Since then, we have had excellent luck along the trail. Sure, things don’t go perfectly, but even when things don’t go quite according to plan, there’s still something undeniably lucky happening. Like the beautiful, mild weather throughout the entirety of the dessert. And avoiding the strong winds before Julian. Finding no snow on all of the high Sierra passes. Or the walking between thunderstorms after Reds Meadow and staying dry while everyone and everything else got soaked. There’s the time we hurried over Mather pass, away from ominous clouds, to find sunshine on the other side. Or the time it started hailing and we decided we needed to set up camp, luckily right next to a campsite (unmarked on every map) just big enough to fit everyone’s tent. And there’s the time Jared was driving from Santa Barbara while I was hiking 150 miles across the dessert, and we managed to arrive at the Walker Pass campground at exactly the same time – I saw him pull up just as I was signing the trail register.
So I have had some very good luck.

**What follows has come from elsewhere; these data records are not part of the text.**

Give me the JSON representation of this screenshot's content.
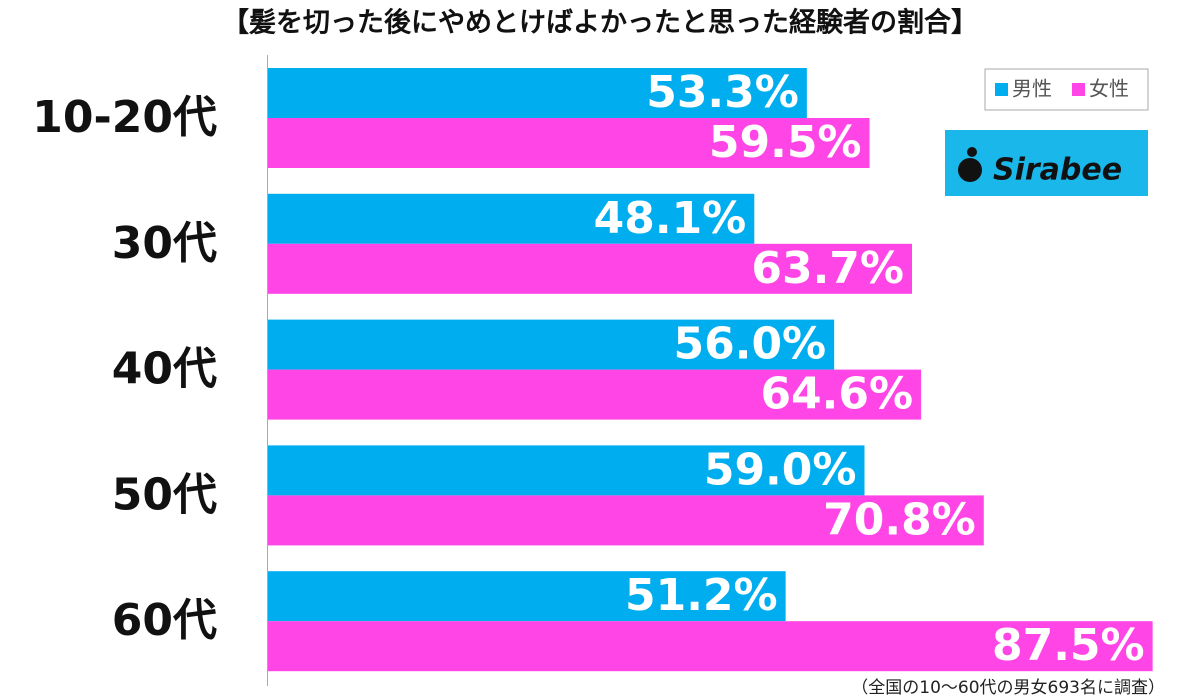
{
  "chart_data": {
    "type": "bar",
    "orientation": "horizontal",
    "title": "【髪を切った後にやめとけばよかったと思った経験者の割合】",
    "categories": [
      "10-20代",
      "30代",
      "40代",
      "50代",
      "60代"
    ],
    "series": [
      {
        "name": "男性",
        "color": "#00aeef",
        "values": [
          53.3,
          48.1,
          56.0,
          59.0,
          51.2
        ],
        "value_labels": [
          "53.3%",
          "48.1%",
          "56.0%",
          "59.0%",
          "51.2%"
        ]
      },
      {
        "name": "女性",
        "color": "#ff45e6",
        "values": [
          59.5,
          63.7,
          64.6,
          70.8,
          87.5
        ],
        "value_labels": [
          "59.5%",
          "63.7%",
          "64.6%",
          "70.8%",
          "87.5%"
        ]
      }
    ],
    "legend": "top-right",
    "logo": "Sirabee",
    "note": "（全国の10〜60代の男女693名に調査）"
  }
}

And here’s to hoping the luck continues…
Aka., Beaker (or The Hiker Formerly Known As Snake Charmer). The short story: some hikers carry extra shoes for in camp. Some others, a change of socks. Me, I carry papers on neutrino physics. Who gave me my name: Our friend we met on trail – Herro. When I got my name: day 65 or so, on Muir pass.

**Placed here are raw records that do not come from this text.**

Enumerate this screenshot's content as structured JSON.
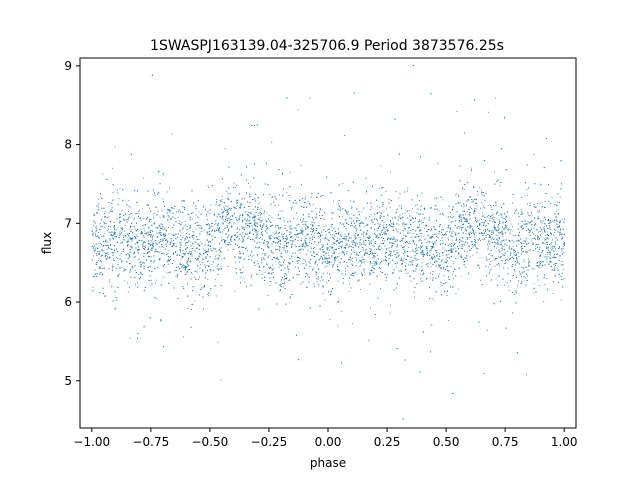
{
  "chart_data": {
    "type": "scatter",
    "title": "1SWASPJ163139.04-325706.9 Period 3873576.25s",
    "xlabel": "phase",
    "ylabel": "flux",
    "xlim": [
      -1.05,
      1.05
    ],
    "ylim": [
      4.4,
      9.1
    ],
    "xticks": [
      -1.0,
      -0.75,
      -0.5,
      -0.25,
      0.0,
      0.25,
      0.5,
      0.75,
      1.0
    ],
    "xtick_labels": [
      "−1.00",
      "−0.75",
      "−0.50",
      "−0.25",
      "0.00",
      "0.25",
      "0.50",
      "0.75",
      "1.00"
    ],
    "yticks": [
      5,
      6,
      7,
      8,
      9
    ],
    "ytick_labels": [
      "5",
      "6",
      "7",
      "8",
      "9"
    ],
    "grid": false,
    "marker_color": "#1f77b4",
    "series": [
      {
        "profile": [
          {
            "phase": -1.0,
            "flux": 6.7
          },
          {
            "phase": -0.9,
            "flux": 6.75
          },
          {
            "phase": -0.8,
            "flux": 6.72
          },
          {
            "phase": -0.7,
            "flux": 6.85
          },
          {
            "phase": -0.6,
            "flux": 6.7
          },
          {
            "phase": -0.5,
            "flux": 6.7
          },
          {
            "phase": -0.45,
            "flux": 6.9
          },
          {
            "phase": -0.4,
            "flux": 7.0
          },
          {
            "phase": -0.3,
            "flux": 6.85
          },
          {
            "phase": -0.2,
            "flux": 6.7
          },
          {
            "phase": -0.1,
            "flux": 6.8
          },
          {
            "phase": 0.0,
            "flux": 6.7
          },
          {
            "phase": 0.1,
            "flux": 6.75
          },
          {
            "phase": 0.2,
            "flux": 6.72
          },
          {
            "phase": 0.3,
            "flux": 6.85
          },
          {
            "phase": 0.4,
            "flux": 6.7
          },
          {
            "phase": 0.5,
            "flux": 6.7
          },
          {
            "phase": 0.55,
            "flux": 6.9
          },
          {
            "phase": 0.6,
            "flux": 7.0
          },
          {
            "phase": 0.7,
            "flux": 6.85
          },
          {
            "phase": 0.8,
            "flux": 6.7
          },
          {
            "phase": 0.9,
            "flux": 6.8
          },
          {
            "phase": 1.0,
            "flux": 6.7
          }
        ],
        "scatter_sigma": 0.28,
        "approx_points": 9000
      }
    ]
  }
}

The long story: so there we are, inside the Muir shelter on top of Muir pass. It’s early and I’m making coffee, which involves boiling water using our canister stove. The gang is myself, jean, shepherd, herro, and sneaky elf. I get our stove all set up, only to find that it won’t light – there’s no gas left. So I remove the can and announce that the gas cylinder is empty, to a round of blank stares. Nobody calls it a cylinder, so I had to explain that at work I’m used to gas cylinders – high pressure bottles full of nitrogen or helium, or whatever else. This turned out to be the last straw – on trail with this group, this conversation was common:
Somebody 1: What’s that thing?
Somebody 2: Some frog or something. I don’t know, ask Beaker.
So after my gas cylinder incident, Herro jumped on it immediately and started calling me beaker – and it stuck.
Previously on the trail I had been going by snake charmer. It was a name I got early on, and worked in the desert, but honestly never felt quite right. I loved the name beaker right away, and haven’t looked back.